Trump says ‘stock market would be down 10,000 points by now’ had ‘the opposition’ done this

President Donald Trump on Tuesday tweeted that the stock market would effectively have crashed had he lost the 2016 race for the White House, reiterating a number of similar statements he has made that have assigned credit to his administration for buoying financial markets over the past two-plus years.

Trump didn’t specify which benchmark he was referencing but, the 45th president was likely referring to the Dow Jones Industrial Average DJIA, +0.08% which has gained 42%, or more than 7,600 points, since the day before his stunning victory over Democrat Hillary Clinton on Nov. 8, 2016. (A 10,000-point fall in the Dow would have taken the blue-chip gauge to 8,259, representing a 55% tumble.)

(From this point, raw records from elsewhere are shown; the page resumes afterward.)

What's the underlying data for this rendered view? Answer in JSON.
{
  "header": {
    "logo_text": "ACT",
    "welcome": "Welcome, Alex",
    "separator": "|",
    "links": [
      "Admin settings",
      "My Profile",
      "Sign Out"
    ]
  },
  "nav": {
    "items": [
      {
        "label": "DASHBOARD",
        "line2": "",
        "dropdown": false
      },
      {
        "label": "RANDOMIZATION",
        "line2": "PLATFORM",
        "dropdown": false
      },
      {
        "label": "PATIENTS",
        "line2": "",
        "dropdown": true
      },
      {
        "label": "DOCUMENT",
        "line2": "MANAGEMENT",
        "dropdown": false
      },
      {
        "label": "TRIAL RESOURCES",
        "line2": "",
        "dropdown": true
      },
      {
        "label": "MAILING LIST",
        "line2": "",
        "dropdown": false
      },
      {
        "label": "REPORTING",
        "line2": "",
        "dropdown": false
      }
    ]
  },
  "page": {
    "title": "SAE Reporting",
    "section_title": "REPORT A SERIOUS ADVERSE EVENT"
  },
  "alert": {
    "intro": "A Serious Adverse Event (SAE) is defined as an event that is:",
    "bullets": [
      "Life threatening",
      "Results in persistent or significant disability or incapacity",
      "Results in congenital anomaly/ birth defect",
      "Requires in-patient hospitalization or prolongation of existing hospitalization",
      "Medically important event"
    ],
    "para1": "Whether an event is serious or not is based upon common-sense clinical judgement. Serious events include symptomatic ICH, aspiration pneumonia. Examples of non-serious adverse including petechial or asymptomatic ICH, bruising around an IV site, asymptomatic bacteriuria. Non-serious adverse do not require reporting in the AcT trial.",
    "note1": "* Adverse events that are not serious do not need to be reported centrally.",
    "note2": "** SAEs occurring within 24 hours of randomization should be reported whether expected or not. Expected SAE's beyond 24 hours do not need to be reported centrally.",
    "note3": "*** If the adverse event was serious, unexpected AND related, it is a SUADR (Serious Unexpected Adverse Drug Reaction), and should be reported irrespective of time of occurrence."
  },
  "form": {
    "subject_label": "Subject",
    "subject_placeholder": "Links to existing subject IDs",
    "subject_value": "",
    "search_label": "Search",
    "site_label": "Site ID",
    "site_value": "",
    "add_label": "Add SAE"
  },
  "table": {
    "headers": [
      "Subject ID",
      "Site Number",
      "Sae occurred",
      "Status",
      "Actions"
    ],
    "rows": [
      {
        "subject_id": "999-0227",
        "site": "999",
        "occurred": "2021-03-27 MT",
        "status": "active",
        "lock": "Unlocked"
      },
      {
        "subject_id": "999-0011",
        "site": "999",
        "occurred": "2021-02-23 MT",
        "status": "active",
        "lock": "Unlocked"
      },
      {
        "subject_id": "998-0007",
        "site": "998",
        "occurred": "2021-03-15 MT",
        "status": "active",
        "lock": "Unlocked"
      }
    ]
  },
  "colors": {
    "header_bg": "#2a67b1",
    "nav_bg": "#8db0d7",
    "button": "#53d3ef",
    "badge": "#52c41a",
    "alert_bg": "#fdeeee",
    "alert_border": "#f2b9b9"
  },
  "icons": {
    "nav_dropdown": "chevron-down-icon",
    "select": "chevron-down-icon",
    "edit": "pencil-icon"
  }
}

Meanwhile, the S&P 500 SPX, +0.19%  has climbed 30.2% and the technology-heavy Nasdaq Composite Index COMP, +0.21%  has advanced by roughly 45% over the same period, according to FactSet data.

Perhaps more than any other president, Trump has hitched his success to that of the stock market.

He has signed into law a late-2017 corporate tax cut that delivered a fillip to U.S. stocks. However, Trump is dogged by an investigation into whether his presidential campaign colluded with Russia and his hard-charging tactic in negotiations with China on tariffs has helped to roil markets, even if there is hope that the testy discussions lead to a fairer trade pact between the two largest economies in the world.

[MarketWatch]

Reality

Donald Trump is again trying to take credit for a stock market that was booming, at the start of his presidency.

The reality is, the stock market was booming years before he took office, smashing an all-time record in 2014, thanks to the economic policies of President Barack Obama.